Archive for the ‘Managing Stress’ Category

Keep your goals visible

Thursday, November 17th, 2016

You made a New Year’s resolution to set goals, and you’re doing it. Bravo! But are you doing it as effectively as possible?

Goals are only effective if you act on them, and you can’t act on them if you can’t see them. Too many people create a list of personal or professional goals, then sock it away in a drawer somewhere. Those goals are as good as dead. They will never happen.

Instead of filing them away, create a very visible place for those goals.

I have a friend who made her list of goals the screensaver on her computer. She sees them a hundred times a day, which means there’s a good chance she’ll achieve them. Laminate them and put them up in the shower. Stick them to your steering wheel. Whatever it takes to keep them front and center.

Organize your goals into separate lists according to timescale—goals for the week, for the month, and for life.

Don’t include everything. Life offers thousands of opportunities, but maybe ten of those will take you where you want to go. Don’t let those crucial ten get lost in a list a mile long. Focus on the ones that count, then post them where you’ll see them every single day.

Share Your Limits

Monday, October 10th, 2016

There’s always more work to be done….am I right? But one of the most productive things anyone can do is set definite limits on the work you bring home. Sometimes it’s unavoidable, and that’s fine. But when it becomes a norm to work through the evening, you are sapping your energy and reducing your productivity. And nobody wins that game.

Want some help keeping those limits in place? Share them with those around you.

If you’ve decided not to work after 7 pm, tell your wife or husband and the kids. They’ll hold you to it, believe me! And both your work life AND your home life, will be better for it.

Overwhelm

Friday, September 23rd, 2016

A Princeton study shows that work is more overwhelming than ever—or at least that’s our perception. Three-quarters of the workers in the study said work is more stressful than it was a generation ago.

That’s certainly true in some ways. But overwhelm often has just as much to do with a conversation going in your head as in the real world. When you tell yourself, “I don’t even know where to start,” a feeling of helplessness sets in. Every task seems to be shouting your name.

STOP. There are priorities here. Take a deep breath and figure out what has to happen first, what can wait until later, and what doesn’t have to be happening at all.

Suddenly the priorities are standing in line, waiting patiently for their turn.

Finally, stop telling others how overwhelmed you are. That adds to everyone’s feeling of overwhelm, and it gives the tasks in your head permission to jump out of line again. They are not in charge—you are!

Once you step off the treadmill of overwhelm, you’ll NEVER go back.

Build customer loyalty when things go wrong

Sunday, March 1st, 2015

Customer loyalty is the golden goose of any business. Yet too many think that loyalty begins and ends with great products and services. You’ve got to look beyond the product to your reputation in the community.

And that has everything to do with how you treat the customer – especially when things go wrong.

It’s easy to handle customers with simple questions or needs. Do it well, do it with a smile—but know that that moment isn’t where your reputation is made.
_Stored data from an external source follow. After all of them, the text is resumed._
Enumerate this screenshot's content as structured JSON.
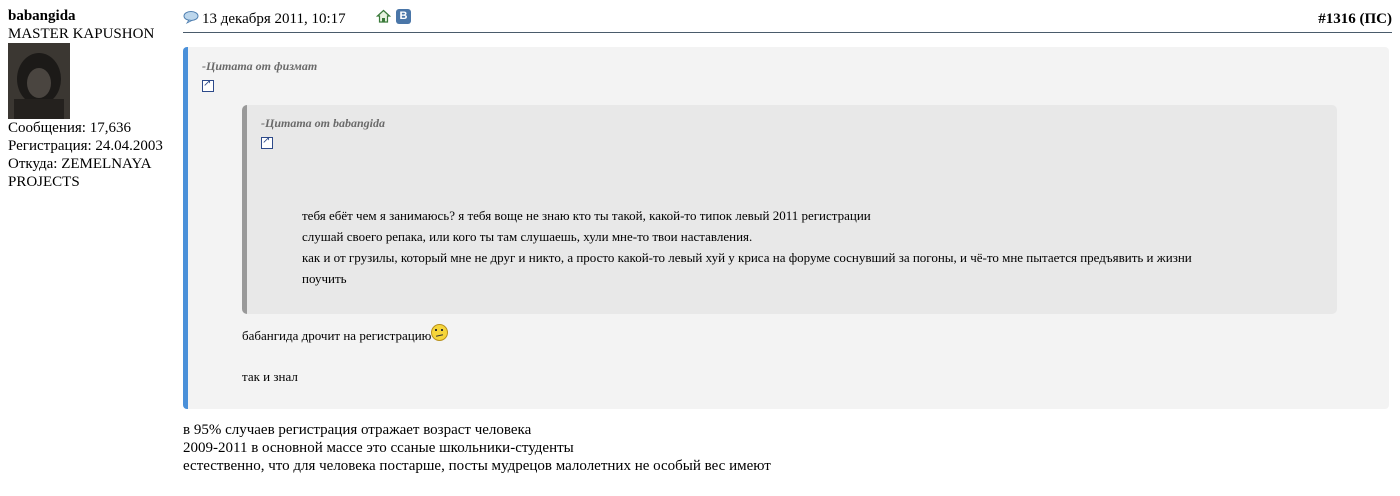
{
  "user": {
    "name": "babangida",
    "title": "MASTER KAPUSHON",
    "posts": "Сообщения: 17,636",
    "registered": "Регистрация: 24.04.2003",
    "location_line1": "Откуда: ZEMELNAYA",
    "location_line2": "PROJECTS"
  },
  "post": {
    "date": "13 декабря 2011, 10:17",
    "number_label": "#1316",
    "number_suffix": "(ПС)",
    "vk_label": "В"
  },
  "quote_outer": {
    "title": "-Цитата от физмат",
    "line1": "бабангида дрочит на регистрацию",
    "line2": "так и знал"
  },
  "quote_inner": {
    "title": "-Цитата от babangida",
    "lines": [
      "тебя ебёт чем я занимаюсь? я тебя воще не знаю кто ты такой, какой-то типок левый 2011 регистрации",
      "слушай своего репака, или кого ты там слушаешь, хули мне-то твои наставления.",
      "как и от грузилы, который мне не друг и никто, а просто какой-то левый хуй у криса на форуме соснувший за погоны, и чё-то мне пытается предъявить и жизни",
      "поучить"
    ]
  },
  "body": {
    "lines": [
      "в 95% случаев регистрация отражает возраст человека",
      "2009-2011 в основной массе это ссаные школьники-студенты",
      "естественно, что для человека постарше, посты мудрецов малолетних не особый вес имеют"
    ]
  }
}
It’s in the thornier, more emotional moments, the times you are solving sticky problems for the customer, that your reputation in the community is made or lost.

When a customer comes to you with a problem, DROP EVERYTHING. Nothing matters more in that moment. Own the problem immediately, empathize with their frustration, and make it clear that you will not stop until it’s resolved to their full satisfaction.

There is no better feeling as a customer than knowing your frustration is coming to an end.

A perfect product or service is good. But solve a problem quickly and well, and customer loyalty is yours to keep.

Get the chip off your shoulder

Sunday, July 20th, 2014

I’m willing to bet that everyone reading this has known someone with a massive chip on their shoulder. Maybe you’ve even been that person, who knows?

Well, you probably do—and those around you definitely do.

Have you ever noticed that people who walk around with a chip on their shoulder don’t seem all that eager to knock that chip off? They nurture it like a beloved child. As long as the chip is there, they can say “Woe is me” and embrace the victim role because someone has hurt them.

People can’t make you feel bad. You do that to yourself by interpreting their intent and keeping that chip where it is. We all do it—but it isn’t good for anyone.

Instead, change your interpretation of that remark or action that hurt you. There’s a good chance you can see it in a different light, one that helps you climb up out of that hole.

Better yet, talk directly to the person, even if it’s the CEO of the company. More often than not, you’ll find that the intention was not what you thought. Clear, honest, authentic communication benefits everyone.